Bene. Lo scenario è una radura avvolta in una nebbia innaturale, dove i confini tra il terreno e il cielo sembrano sfaldarsi. Un uomo, stanco e frustrato, siede a terra cercando di dare un senso a un fenomeno che sfida ogni legge fisica a lui nota. Davanti a lui, non c'è una forma, ma una vibrazione nell'aria, una voce che sembra risuonare direttamente nella sua corteccia cerebrale.

​L'Umano: (scuotendo la testa) "Non può essere. È fisicamente impossibile. Ho studiato una vita intera, ho visto come funziona il mondo. Se quello che dici fosse vero, tutto ciò che so — la scienza, la logica, la mia stessa memoria — sarebbe un castello di carte. Io mi fido di ciò che vedo e di ciò che ho imparato. Questa è la realtà, il resto sono solo allucinazioni."

​L'Entità: (l’aria vibra con un tono che somiglia a un sorriso distante) "Ti aggrappi alle tue certezze come un naufrago a un relitto, convinto che il legno sia l'intero oceano."

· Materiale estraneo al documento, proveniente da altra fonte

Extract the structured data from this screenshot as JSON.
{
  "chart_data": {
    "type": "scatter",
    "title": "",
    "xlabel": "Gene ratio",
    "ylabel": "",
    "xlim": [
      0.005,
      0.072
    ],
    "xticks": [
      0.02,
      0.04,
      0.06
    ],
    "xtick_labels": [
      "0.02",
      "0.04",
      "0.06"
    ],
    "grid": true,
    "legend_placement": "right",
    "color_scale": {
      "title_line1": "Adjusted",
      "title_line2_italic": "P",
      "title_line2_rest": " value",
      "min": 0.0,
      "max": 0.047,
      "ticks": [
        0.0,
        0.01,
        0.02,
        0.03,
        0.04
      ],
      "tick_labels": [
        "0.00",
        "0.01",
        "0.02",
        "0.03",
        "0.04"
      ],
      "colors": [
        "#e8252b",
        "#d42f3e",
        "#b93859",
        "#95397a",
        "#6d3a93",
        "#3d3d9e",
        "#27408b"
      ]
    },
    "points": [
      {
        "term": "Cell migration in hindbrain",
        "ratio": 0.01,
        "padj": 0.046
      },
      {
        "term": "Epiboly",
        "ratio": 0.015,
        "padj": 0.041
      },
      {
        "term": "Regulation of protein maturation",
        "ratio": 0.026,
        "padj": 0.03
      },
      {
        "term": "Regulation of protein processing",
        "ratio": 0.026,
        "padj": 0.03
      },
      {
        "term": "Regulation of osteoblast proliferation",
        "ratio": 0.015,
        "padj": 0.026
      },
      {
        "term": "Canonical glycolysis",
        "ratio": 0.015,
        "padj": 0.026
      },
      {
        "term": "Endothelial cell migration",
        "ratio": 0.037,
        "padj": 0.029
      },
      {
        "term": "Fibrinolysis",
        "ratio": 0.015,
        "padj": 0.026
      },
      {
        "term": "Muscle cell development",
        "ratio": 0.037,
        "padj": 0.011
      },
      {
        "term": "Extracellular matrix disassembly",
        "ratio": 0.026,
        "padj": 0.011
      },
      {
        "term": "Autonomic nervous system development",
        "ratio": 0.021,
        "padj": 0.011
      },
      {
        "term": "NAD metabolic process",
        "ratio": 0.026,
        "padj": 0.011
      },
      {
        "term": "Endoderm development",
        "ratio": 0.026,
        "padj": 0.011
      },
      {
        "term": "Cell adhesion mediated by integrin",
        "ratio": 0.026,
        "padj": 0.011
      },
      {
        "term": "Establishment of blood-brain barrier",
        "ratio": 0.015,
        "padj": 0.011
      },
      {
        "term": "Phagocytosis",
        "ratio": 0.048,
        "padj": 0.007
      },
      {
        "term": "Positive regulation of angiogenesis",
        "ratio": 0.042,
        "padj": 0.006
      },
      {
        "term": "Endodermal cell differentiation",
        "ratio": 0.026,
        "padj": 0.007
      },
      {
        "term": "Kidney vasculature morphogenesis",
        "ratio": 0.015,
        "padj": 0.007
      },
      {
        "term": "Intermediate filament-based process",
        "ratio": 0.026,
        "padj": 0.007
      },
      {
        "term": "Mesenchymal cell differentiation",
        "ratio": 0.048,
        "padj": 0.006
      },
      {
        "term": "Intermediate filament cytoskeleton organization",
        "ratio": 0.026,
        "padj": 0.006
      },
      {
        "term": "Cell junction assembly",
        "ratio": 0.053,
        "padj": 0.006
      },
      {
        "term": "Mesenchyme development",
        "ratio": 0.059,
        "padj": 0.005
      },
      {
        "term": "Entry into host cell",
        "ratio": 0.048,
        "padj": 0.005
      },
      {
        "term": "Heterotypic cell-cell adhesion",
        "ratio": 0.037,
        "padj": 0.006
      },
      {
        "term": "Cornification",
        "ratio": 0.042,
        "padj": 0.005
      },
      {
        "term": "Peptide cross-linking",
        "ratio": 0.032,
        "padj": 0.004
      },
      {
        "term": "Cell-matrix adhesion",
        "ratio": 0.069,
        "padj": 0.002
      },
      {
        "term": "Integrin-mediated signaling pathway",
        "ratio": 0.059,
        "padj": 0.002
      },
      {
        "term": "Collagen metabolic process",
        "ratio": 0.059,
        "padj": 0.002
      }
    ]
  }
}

​L'Umano: "Non è un relitto, è la civiltà! È il progresso. Tutto quello che siamo nasce dal distinguere il possibile dall'impossibile."

​L'Entità: "Eppure, sei così convinto che i tuoi confini siano i confini del Tutto. Vuoi dire che quello che hai sperimentato e compreso, tutte le informazioni con cui ti hanno istruito da quando sei nato, sono la realtà?"

​L'Umano: "Certo che lo sono. Sono i dati che abbiamo, l'unica base solida che possediamo."

​L'Entità: "Vuoi dire che la tua natura e quella della tua mente sono i decodificatori più attendibili di ciò che è possibile e di ciò che non lo è? Allora ti sbagli. Non sono bussole per la verità, ma paraocchi necessari. Sono semplicemente un piano di osservazione, quanto hai compreso e accettato delle conoscenze che ti sono pervenute dagli altri."

​L'Umano: "Stai dicendo che la mia intera esistenza è una bugia?"

​L'Entità: "No, sto dicendo che è funzionale. Confondi la visione parziale e limitata a ciò che è utile alla tua sopravvivenza biologica e sociale con la verità. Il tuo cervello non è costruito per percepire l'infinito, ma per evitare che tu cada in un burrone o che tu venga escluso dal branco. Hai scambiato la mappa con il territorio, e ora che il territorio sta cambiando, hai paura che la mappa si strappi."